Another striking feature of the scope of the praise to God that the psalmist envisions is her inclusion of “the rich of the earth.”  This is a kind of reversal of expectations.  After all, the Scriptures often warn those who are now wealthy, especially people who have unjustly gained their wealth, will someday forfeit it.  In Psalm 22, however, the psalmist insists that God is so generous that even “the rich of the earth will feast and worship.”

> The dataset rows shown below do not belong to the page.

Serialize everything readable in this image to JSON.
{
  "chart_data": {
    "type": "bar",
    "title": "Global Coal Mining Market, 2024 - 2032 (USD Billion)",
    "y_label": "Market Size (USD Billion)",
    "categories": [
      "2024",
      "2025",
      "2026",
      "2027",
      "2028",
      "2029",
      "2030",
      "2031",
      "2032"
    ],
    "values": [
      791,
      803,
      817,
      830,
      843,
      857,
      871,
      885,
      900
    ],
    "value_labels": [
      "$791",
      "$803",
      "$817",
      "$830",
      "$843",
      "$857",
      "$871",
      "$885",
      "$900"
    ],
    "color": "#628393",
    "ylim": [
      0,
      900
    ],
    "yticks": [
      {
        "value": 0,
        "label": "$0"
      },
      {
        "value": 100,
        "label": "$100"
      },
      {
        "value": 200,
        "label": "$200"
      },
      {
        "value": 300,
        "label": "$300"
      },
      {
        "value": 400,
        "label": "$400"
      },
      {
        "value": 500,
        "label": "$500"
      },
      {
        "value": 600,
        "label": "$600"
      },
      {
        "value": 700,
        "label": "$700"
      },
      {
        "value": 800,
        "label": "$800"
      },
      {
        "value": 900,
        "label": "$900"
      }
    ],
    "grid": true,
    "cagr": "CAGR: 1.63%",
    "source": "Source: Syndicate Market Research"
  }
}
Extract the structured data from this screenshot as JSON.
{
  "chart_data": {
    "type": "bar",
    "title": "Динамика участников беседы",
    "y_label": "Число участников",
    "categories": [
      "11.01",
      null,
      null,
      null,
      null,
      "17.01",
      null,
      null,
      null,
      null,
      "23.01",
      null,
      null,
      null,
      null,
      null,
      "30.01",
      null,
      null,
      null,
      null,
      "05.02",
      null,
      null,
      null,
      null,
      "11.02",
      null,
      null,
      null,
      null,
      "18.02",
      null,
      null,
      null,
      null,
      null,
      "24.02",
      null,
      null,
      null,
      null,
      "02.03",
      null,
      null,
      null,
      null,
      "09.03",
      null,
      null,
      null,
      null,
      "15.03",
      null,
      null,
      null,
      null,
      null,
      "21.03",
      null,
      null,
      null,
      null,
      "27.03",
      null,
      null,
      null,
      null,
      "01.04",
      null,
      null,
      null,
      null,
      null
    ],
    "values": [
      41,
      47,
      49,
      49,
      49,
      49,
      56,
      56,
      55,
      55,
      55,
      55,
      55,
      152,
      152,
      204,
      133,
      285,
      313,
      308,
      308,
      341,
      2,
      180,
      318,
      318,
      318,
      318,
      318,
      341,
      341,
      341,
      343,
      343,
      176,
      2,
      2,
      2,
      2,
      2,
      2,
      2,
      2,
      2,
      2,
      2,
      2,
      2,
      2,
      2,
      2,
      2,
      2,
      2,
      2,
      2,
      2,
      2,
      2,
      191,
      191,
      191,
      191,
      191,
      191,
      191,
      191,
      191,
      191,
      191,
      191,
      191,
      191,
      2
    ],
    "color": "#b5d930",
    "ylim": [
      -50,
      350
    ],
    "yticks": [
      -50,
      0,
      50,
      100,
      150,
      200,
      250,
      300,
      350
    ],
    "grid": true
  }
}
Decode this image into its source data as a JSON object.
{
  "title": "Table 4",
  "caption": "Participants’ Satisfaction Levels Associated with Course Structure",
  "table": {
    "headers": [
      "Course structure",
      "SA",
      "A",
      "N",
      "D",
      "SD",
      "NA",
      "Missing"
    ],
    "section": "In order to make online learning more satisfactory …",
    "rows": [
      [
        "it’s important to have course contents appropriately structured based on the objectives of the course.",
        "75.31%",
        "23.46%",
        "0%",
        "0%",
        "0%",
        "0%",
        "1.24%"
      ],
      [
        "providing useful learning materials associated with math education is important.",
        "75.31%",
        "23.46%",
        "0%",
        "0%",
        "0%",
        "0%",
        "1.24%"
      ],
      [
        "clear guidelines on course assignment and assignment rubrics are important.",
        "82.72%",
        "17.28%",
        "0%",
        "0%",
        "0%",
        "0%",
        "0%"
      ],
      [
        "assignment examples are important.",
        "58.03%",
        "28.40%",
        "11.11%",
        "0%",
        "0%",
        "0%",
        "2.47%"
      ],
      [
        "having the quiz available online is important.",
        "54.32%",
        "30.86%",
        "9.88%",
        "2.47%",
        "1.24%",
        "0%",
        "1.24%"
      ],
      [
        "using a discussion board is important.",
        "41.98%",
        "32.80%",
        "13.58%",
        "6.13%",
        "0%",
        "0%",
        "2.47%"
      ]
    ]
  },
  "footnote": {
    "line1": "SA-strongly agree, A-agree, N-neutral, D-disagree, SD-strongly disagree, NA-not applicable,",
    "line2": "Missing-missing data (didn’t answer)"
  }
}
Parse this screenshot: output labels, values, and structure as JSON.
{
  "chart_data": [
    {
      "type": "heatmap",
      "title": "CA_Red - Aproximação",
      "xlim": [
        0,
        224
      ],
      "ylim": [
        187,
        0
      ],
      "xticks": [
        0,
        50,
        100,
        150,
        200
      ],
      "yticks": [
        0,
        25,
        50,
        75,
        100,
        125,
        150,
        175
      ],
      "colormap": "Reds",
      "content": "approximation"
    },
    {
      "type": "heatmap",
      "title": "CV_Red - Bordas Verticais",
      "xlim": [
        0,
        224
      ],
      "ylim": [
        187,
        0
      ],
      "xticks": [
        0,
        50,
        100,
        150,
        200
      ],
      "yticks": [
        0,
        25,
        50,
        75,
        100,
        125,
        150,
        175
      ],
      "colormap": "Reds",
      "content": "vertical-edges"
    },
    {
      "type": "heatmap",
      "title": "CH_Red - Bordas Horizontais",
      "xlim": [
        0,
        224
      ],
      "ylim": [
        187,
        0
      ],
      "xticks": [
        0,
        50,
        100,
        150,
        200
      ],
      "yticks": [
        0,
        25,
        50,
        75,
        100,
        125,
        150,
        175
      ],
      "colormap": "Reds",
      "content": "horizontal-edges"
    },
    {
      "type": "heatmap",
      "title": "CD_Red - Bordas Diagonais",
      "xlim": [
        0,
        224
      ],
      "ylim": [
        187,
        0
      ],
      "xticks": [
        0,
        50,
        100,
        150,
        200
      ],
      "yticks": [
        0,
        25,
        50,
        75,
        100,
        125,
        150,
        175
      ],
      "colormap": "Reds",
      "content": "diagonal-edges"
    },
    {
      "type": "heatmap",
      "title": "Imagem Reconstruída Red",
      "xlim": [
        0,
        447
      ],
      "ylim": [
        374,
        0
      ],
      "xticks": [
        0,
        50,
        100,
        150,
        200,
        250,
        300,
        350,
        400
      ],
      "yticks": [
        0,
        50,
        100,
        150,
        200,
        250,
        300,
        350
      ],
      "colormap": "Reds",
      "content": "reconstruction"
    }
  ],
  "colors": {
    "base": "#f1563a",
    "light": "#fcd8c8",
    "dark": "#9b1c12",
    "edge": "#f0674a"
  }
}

The ripples of praise spread so far across God’s world that they even extend into the unknown future.  After all, the psalmist asserts “posterity” will serve the Lord.  “Future generations will be told about the Lord.”  In fact, even those who are not yet born will be told about the Lord.  It’s a striking assertion that’s made by a psalmist who’s not even sure she’ll live to see another day.  It’s almost as if she insists that no matter what happens to her personally, the praise she has offered will spread across the world.

Particularly in the light of Jesus’ resurrection from the dead, Psalm 22 expresses an eschatological vision.  It invites worshipers to envision the day when, in Jesus Christ, people from everywhere and every circumstance will come to worship the Lord.  Through the work of the Holy Spirit, people from every corner of the world and setting are already coming to faith in the risen and ascended Jesus Christ.  Yet preachers and teachers also remember that the full realization of Psalm 22:25-31’s vision awaits the new creation where, by God’s grace, rich and poor, young and old will join in praise to the Lord.

In the meantime preachers and teachers of Psalm 22 may wish to reflect with hearers on Psalm 22’s implied ethics.  As God’s kingdom comes, they may want to ask who fill feed “the poor” so that they may now “eat and be satisfied”?  Who will work to do all that they can to see that the “ends of the earth” come to “remember and turn to the Lord”?  Who will tell “future generations” and “a people yet unborn” about the Lord of heaven and earth?


In 2011 the Pew Forum released the results of a study of the size and distribution of global Christianity.  It reported the number of Christians worldwide had quadrupled in the past 100 years.  But since the world’s overall population also grew rapidly, Christians make up about the same proportion of the world’s population today as it did a century ago.

The share of the population that is Christian in sub-Saharan Africa climbed from 9% in 1910 to 63% is 2010.  In the Asia-Pacific region it rose from 3% to 7%.  Indonesia, a Muslim-majority country, is now home to more Christians than all 20 countries in the Middle East-North Africa region combined.

Nigeria now has more than twice as many Protestants (broadly defined to include Anglicans and independent churches) as Germany, the birthplace of the Protestant Reformation.  Brazil has more than twice as many Roman Catholics as Italy.